‘Strangers in our own country’

Developing a sense of nationhood means developing a historical consciousness. Perceptions of the past inevitably change from one era to the next, but that does not mean that each generation should not attempt to come to its own understanding of the events and movements of earlier periods, or indiscriminately sweep away the cultural remains left behind by predecessors.

Generally speaking this nation has been cavalier about preserving the evidence of earlier centuries. There are several reasons for this, some of which, arguably, may be related to a lack of rootedness in the land and a preoccupation with migrating to other climes. More probably, however, it reflects a failure to evolve a historical tradition and a lack of awareness of what needs to be done in order to contribute to that tradition.

Nowadays the assumption is that discovering the past and preserving the evidence of that past is the business of institutions, particularly state institutions. As such it is thought that museums are the ones which should be collecting items related to the material heritage; the archives, the written records of official and sometimes private bodies; the libraries, the antiquarian heritage of printed works; and the National Trust – in addition to preserving the immovable heritage – information in any form on buildings and the like.

But nations which have a highly developed sense of historical consciousness, did not start with institutions, and did not leave activities connected to rescuing the past entirely to the state. In fact, in countries like the UK it was private individuals and later the societies they formed which pioneered the collection of antiquities of all kinds, and played a key role in raising the level of national consciousness about all things historical.

At present, there is an exhibition being held at the Royal Academy in England to celebrate the work of the Society of Antiquaries in London on the occasion of its tercentenary. While the Society itself was not formed until 1707, it was preceded by a number of private individuals who performed the same function, and who stimulated the awareness of the importance of antiquities to the nation.

In a written commentary on the exhibits, Bernard Nurse and David Gaimster identify a man named John Leland (1505-1552) as the first person to describe himself as an antiquary. What galvanised these early researchers/collectors into action, say the writers, was the destruction of antiquities caused by Henry VIII’s dissolution of the monasteries in the 1530s, and in the following century by the damage wrought by the Civil War. The first antiquaries began studying and recording monuments and tracing manuscript sources relating to property rights, among other things. Their aim was not to be “strangers in their own country.”

The Society of Antiquaries eventually went on to amass a formidable collection of manuscripts, prints, drawings, maps, paintings and artefacts, and in the era before photography commissioned accurate drawings for identification and comparison, as well as models of prehistoric sites, etc. One of those commissioned to record historic buildings, among other things, for the Society, was the artist JW Turner, and even the poet William Blake is thought to have undertaken some work on its behalf.
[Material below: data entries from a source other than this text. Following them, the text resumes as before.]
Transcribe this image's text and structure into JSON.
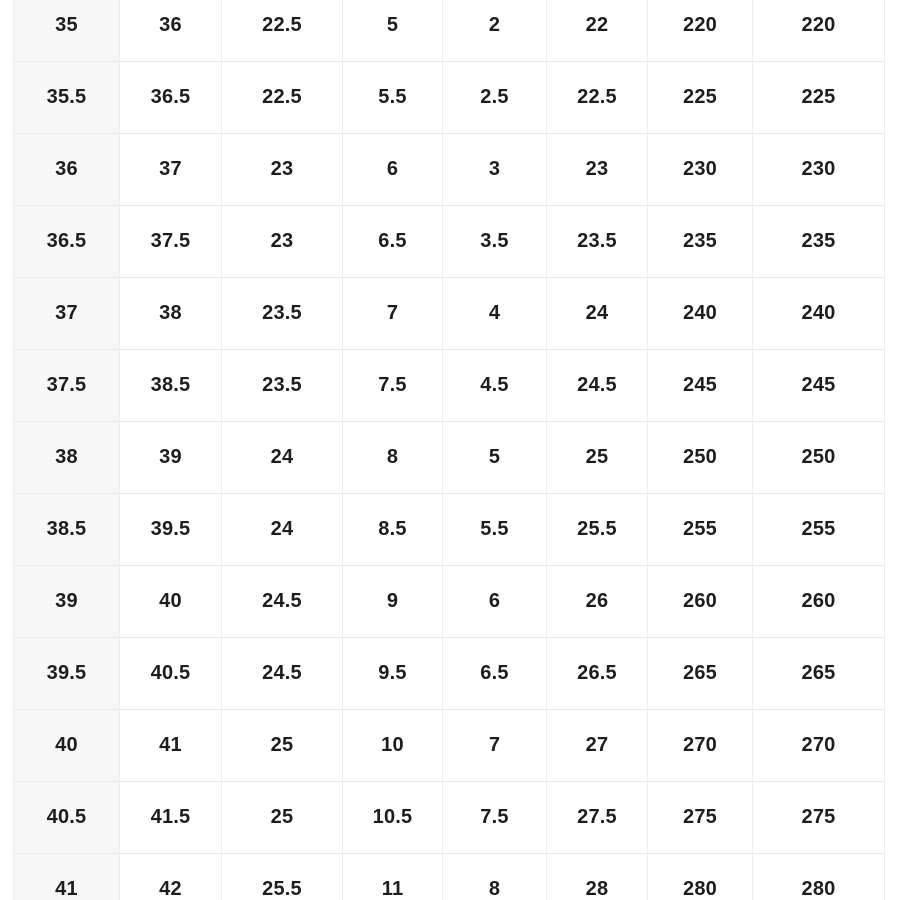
{
  "page": {
    "background": "#ffffff"
  },
  "table": {
    "colors": {
      "first_column_bg": "#f7f7f8",
      "row_line": "#e8e8ea",
      "column_line": "#ededf0",
      "text": "#1d1d1f"
    },
    "rows": [
      [
        "35",
        "36",
        "22.5",
        "5",
        "2",
        "22",
        "220",
        "220"
      ],
      [
        "35.5",
        "36.5",
        "22.5",
        "5.5",
        "2.5",
        "22.5",
        "225",
        "225"
      ],
      [
        "36",
        "37",
        "23",
        "6",
        "3",
        "23",
        "230",
        "230"
      ],
      [
        "36.5",
        "37.5",
        "23",
        "6.5",
        "3.5",
        "23.5",
        "235",
        "235"
      ],
      [
        "37",
        "38",
        "23.5",
        "7",
        "4",
        "24",
        "240",
        "240"
      ],
      [
        "37.5",
        "38.5",
        "23.5",
        "7.5",
        "4.5",
        "24.5",
        "245",
        "245"
      ],
      [
        "38",
        "39",
        "24",
        "8",
        "5",
        "25",
        "250",
        "250"
      ],
      [
        "38.5",
        "39.5",
        "24",
        "8.5",
        "5.5",
        "25.5",
        "255",
        "255"
      ],
      [
        "39",
        "40",
        "24.5",
        "9",
        "6",
        "26",
        "260",
        "260"
      ],
      [
        "39.5",
        "40.5",
        "24.5",
        "9.5",
        "6.5",
        "26.5",
        "265",
        "265"
      ],
      [
        "40",
        "41",
        "25",
        "10",
        "7",
        "27",
        "270",
        "270"
      ],
      [
        "40.5",
        "41.5",
        "25",
        "10.5",
        "7.5",
        "27.5",
        "275",
        "275"
      ],
      [
        "41",
        "42",
        "25.5",
        "11",
        "8",
        "28",
        "280",
        "280"
      ]
    ]
  }
}
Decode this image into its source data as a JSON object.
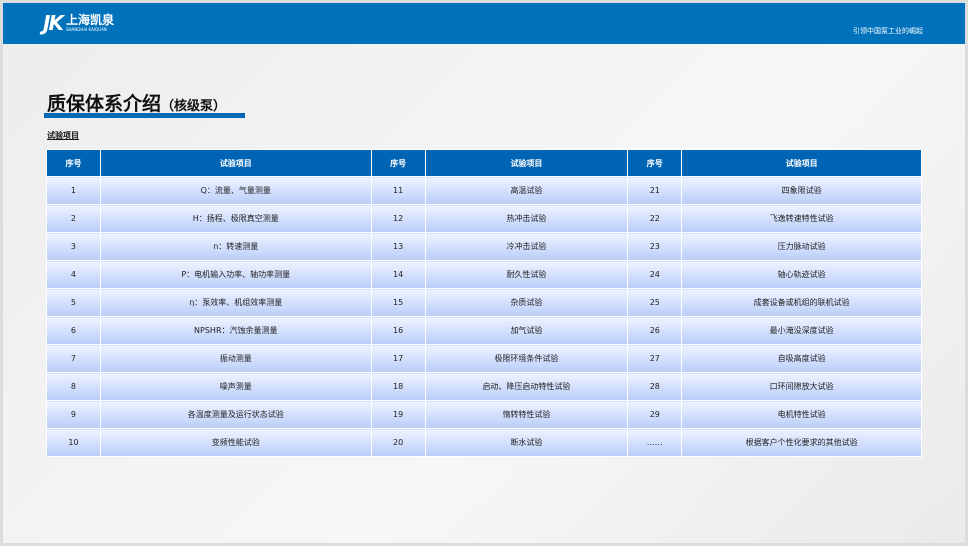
{
  "header": {
    "logo_mark": "JK",
    "logo_cn": "上海凯泉",
    "logo_en": "SHANGHAI KAIQUAN",
    "tagline": "引领中国泵工业的崛起"
  },
  "title": "质保体系介绍",
  "subtitle": "（核级泵）",
  "section": "试验项目",
  "table": {
    "headers": [
      "序号",
      "试验项目",
      "序号",
      "试验项目",
      "序号",
      "试验项目"
    ],
    "rows": [
      [
        "1",
        "Q：流量、气量测量",
        "11",
        "高温试验",
        "21",
        "四象限试验"
      ],
      [
        "2",
        "H：扬程、极限真空测量",
        "12",
        "热冲击试验",
        "22",
        "飞逸转速特性试验"
      ],
      [
        "3",
        "n：转速测量",
        "13",
        "冷冲击试验",
        "23",
        "压力脉动试验"
      ],
      [
        "4",
        "P：电机输入功率、轴功率测量",
        "14",
        "耐久性试验",
        "24",
        "轴心轨迹试验"
      ],
      [
        "5",
        "η：泵效率、机组效率测量",
        "15",
        "杂质试验",
        "25",
        "成套设备或机组的联机试验"
      ],
      [
        "6",
        "NPSHR：汽蚀余量测量",
        "16",
        "加气试验",
        "26",
        "最小淹没深度试验"
      ],
      [
        "7",
        "振动测量",
        "17",
        "极限环境条件试验",
        "27",
        "自吸高度试验"
      ],
      [
        "8",
        "噪声测量",
        "18",
        "启动、降压启动特性试验",
        "28",
        "口环间隙放大试验"
      ],
      [
        "9",
        "各温度测量及运行状态试验",
        "19",
        "惰转特性试验",
        "29",
        "电机特性试验"
      ],
      [
        "10",
        "变频性能试验",
        "20",
        "断水试验",
        "……",
        "根据客户个性化要求的其他试验"
      ]
    ]
  },
  "colors": {
    "brand": "#0072bc",
    "header": "#0064b4"
  }
}
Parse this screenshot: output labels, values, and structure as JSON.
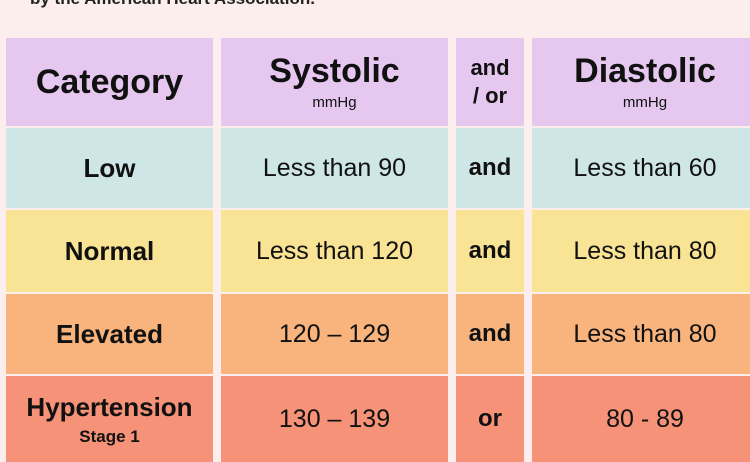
{
  "caption": "by the American Heart Association.",
  "header": {
    "category": "Category",
    "systolic": "Systolic",
    "systolic_unit": "mmHg",
    "andor_line1": "and",
    "andor_line2": "/ or",
    "diastolic": "Diastolic",
    "diastolic_unit": "mmHg"
  },
  "rows": [
    {
      "category": "Low",
      "systolic": "Less than 90",
      "conj": "and",
      "diastolic": "Less than 60"
    },
    {
      "category": "Normal",
      "systolic": "Less than 120",
      "conj": "and",
      "diastolic": "Less than 80"
    },
    {
      "category": "Elevated",
      "systolic": "120 – 129",
      "conj": "and",
      "diastolic": "Less than 80"
    },
    {
      "category": "Hypertension",
      "category_sub": "Stage 1",
      "systolic": "130 – 139",
      "conj": "or",
      "diastolic": "80 - 89"
    }
  ],
  "colors": {
    "background": "#fdeeee",
    "header": "#e5c7ef",
    "low": "#cfe6e6",
    "normal": "#f9e394",
    "elevated": "#f8b47c",
    "hypertension_stage1": "#f59277",
    "cuff": "#c98ee0"
  },
  "illustration": "blood-pressure-cuff-icon"
}
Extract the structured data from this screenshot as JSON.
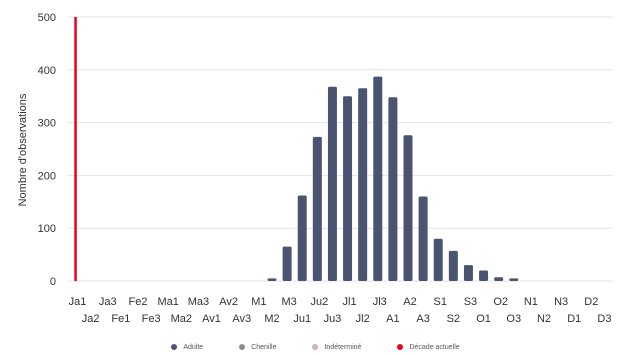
{
  "chart_data": {
    "type": "bar",
    "ylabel": "Nombre d'observations",
    "ylim": [
      0,
      500
    ],
    "yticks": [
      0,
      100,
      200,
      300,
      400,
      500
    ],
    "grid": true,
    "categories": [
      "Ja1",
      "Ja2",
      "Ja3",
      "Fe1",
      "Fe2",
      "Fe3",
      "Ma1",
      "Ma2",
      "Ma3",
      "Av1",
      "Av2",
      "Av3",
      "M1",
      "M2",
      "M3",
      "Ju1",
      "Ju2",
      "Ju3",
      "Jl1",
      "Jl2",
      "Jl3",
      "A1",
      "A2",
      "A3",
      "S1",
      "S2",
      "S3",
      "O1",
      "O2",
      "O3",
      "N1",
      "N2",
      "N3",
      "D1",
      "D2",
      "D3"
    ],
    "series": [
      {
        "name": "Adulte",
        "color": "#4a5470",
        "values": [
          0,
          0,
          0,
          0,
          0,
          0,
          0,
          0,
          0,
          0,
          0,
          0,
          0,
          5,
          65,
          162,
          273,
          368,
          350,
          365,
          387,
          348,
          276,
          160,
          80,
          57,
          30,
          20,
          7,
          5,
          0,
          0,
          0,
          0,
          0,
          0
        ]
      },
      {
        "name": "Chenille",
        "color": "#8f8b8b",
        "values": [
          0,
          0,
          0,
          0,
          0,
          0,
          0,
          0,
          0,
          0,
          0,
          0,
          0,
          0,
          0,
          0,
          0,
          0,
          0,
          0,
          0,
          0,
          0,
          0,
          0,
          0,
          0,
          0,
          0,
          0,
          0,
          0,
          0,
          0,
          0,
          0
        ]
      },
      {
        "name": "Indéterminé",
        "color": "#c9b5b8",
        "values": [
          0,
          0,
          0,
          0,
          0,
          0,
          0,
          0,
          0,
          0,
          0,
          0,
          0,
          0,
          0,
          0,
          0,
          0,
          0,
          0,
          0,
          0,
          0,
          0,
          0,
          0,
          0,
          0,
          0,
          0,
          0,
          0,
          0,
          0,
          0,
          0
        ]
      }
    ],
    "current_decade": {
      "name": "Décade actuelle",
      "category": "Ja1",
      "color": "#e8001c"
    },
    "legend_position": "bottom"
  }
}
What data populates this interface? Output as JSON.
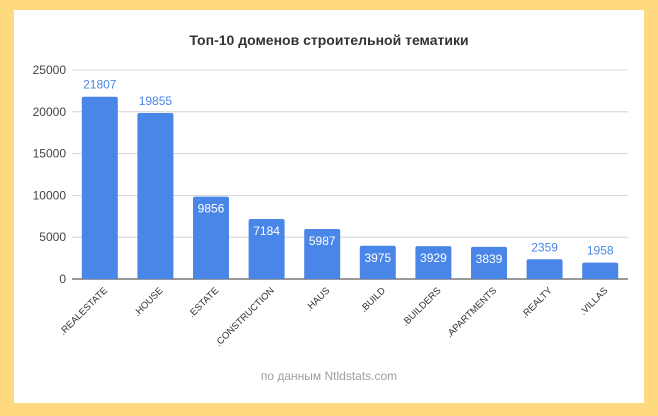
{
  "chart_data": {
    "type": "bar",
    "title": "Топ-10 доменов строительной тематики",
    "source_note": "по данным Ntldstats.com",
    "categories": [
      ".REALESTATE",
      ".HOUSE",
      ".ESTATE",
      ".CONSTRUCTION",
      ".HAUS",
      ".BUILD",
      ".BUILDERS",
      ".APARTMENTS",
      ".REALTY",
      ".VILLAS"
    ],
    "values": [
      21807,
      19855,
      9856,
      7184,
      5987,
      3975,
      3929,
      3839,
      2359,
      1958
    ],
    "yticks": [
      "0",
      "5000",
      "10000",
      "15000",
      "20000",
      "25000"
    ],
    "ylim": [
      0,
      25000
    ],
    "grid": true,
    "legend": "none",
    "bar_color": "#4a86e8"
  }
}
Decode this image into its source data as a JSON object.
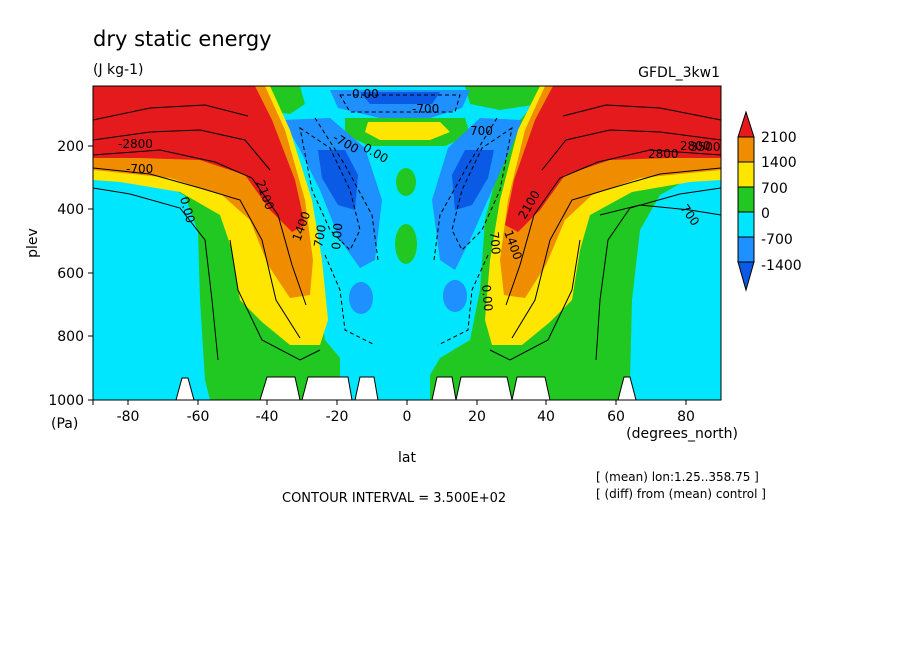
{
  "chart_data": {
    "type": "heatmap",
    "title": "dry static energy",
    "units": "(J kg-1)",
    "dataset_label": "GFDL_3kw1",
    "xlabel": "lat",
    "x_units": "(degrees_north)",
    "ylabel": "plev",
    "y_units": "(Pa)",
    "xlim": [
      -90,
      90
    ],
    "ylim": [
      1000,
      0
    ],
    "x_ticks": [
      "-80",
      "-60",
      "-40",
      "-20",
      "0",
      "20",
      "40",
      "60",
      "80"
    ],
    "y_ticks": [
      "200",
      "400",
      "600",
      "800",
      "1000"
    ],
    "contour_interval": "CONTOUR INTERVAL = 3.500E+02",
    "notes": [
      "[ (mean) lon:1.25..358.75 ]",
      "[ (diff) from (mean) control ]"
    ],
    "colorbar": {
      "labels": [
        "2100",
        "1400",
        "700",
        "0",
        "-700",
        "-1400"
      ],
      "colors": [
        "#e41a1c",
        "#f08c00",
        "#ffe600",
        "#22c822",
        "#00e6ff",
        "#1e90ff",
        "#0a5ae6"
      ]
    },
    "contour_labels": [
      "0.00",
      "-700",
      "-700",
      "700",
      "0.00",
      "-2800",
      "-700",
      "2100",
      "1400",
      "700",
      "0.00",
      "2800",
      "2800",
      "3500",
      "2100",
      "700",
      "1400",
      "0.00",
      "700",
      "0.00"
    ]
  },
  "colors": {
    "red": "#e41a1c",
    "orange": "#f08c00",
    "yellow": "#ffe600",
    "green": "#22c822",
    "cyan": "#00e6ff",
    "blue": "#1e90ff",
    "darkblue": "#0a5ae6"
  }
}
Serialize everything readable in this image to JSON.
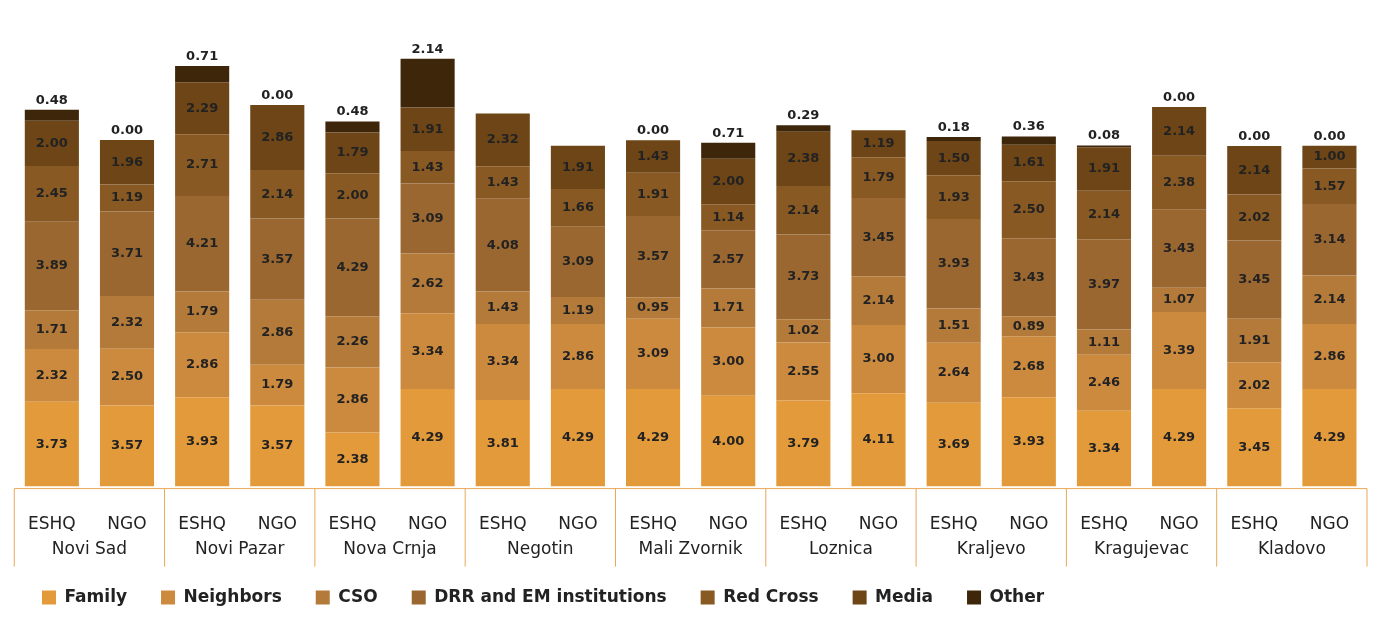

What the Society of Antiquaries did was to function as a museum, national library and archives all rolled into one in the days when none of those institutions existed. And even after they came into being, the members still performed critical work in relation to the heritage of the nation, which they continue to do.

Guyana does not have a material culture of the kind to which the UK can lay claim, although it does have an ancient prehistoric Amerindian culture which is yet to be fully explored. Nevertheless, there is a heritage which it is important to recognize and preserve, and which contributes to the definition of the nation. The country certainly boasts the public institutions necessary for the preservation of that heritage, although some of these, in particular the Guyana National Archives at an earlier period, failed to discharge their mandate to the standard required. What has been equally distressing in more recent times has been the wholesale destruction of the rather remarkable architectural inheritance of Guyanese, and its replacement by some aberrant creations which are not only divorced from local architectural traditions, but which also transgress the principles of aesthetics.

State cultural institutions, of course, have by and large lacked the funding necessary to function at anything but a fairly basic level; in developing societies there is inevitably competition for limited resources. But as in the UK, ordinary citizens have a role to play in preserving the evidence of their past. Many houses of historical interest are in private hands, and a large number of families will have photographs of places and people in years gone by, and a smaller number, perhaps, of historical papers, drawings, artefacts and books of antiquarian significance. The most important thing is that people should recognize the value of these items, and should be prepared to try and look after them. As for the houses, it is for the government to explore innovative ways of giving concessions to owners when repairs have to be done. We should be aware of our past, and we too should not be ‘strangers in our own country.’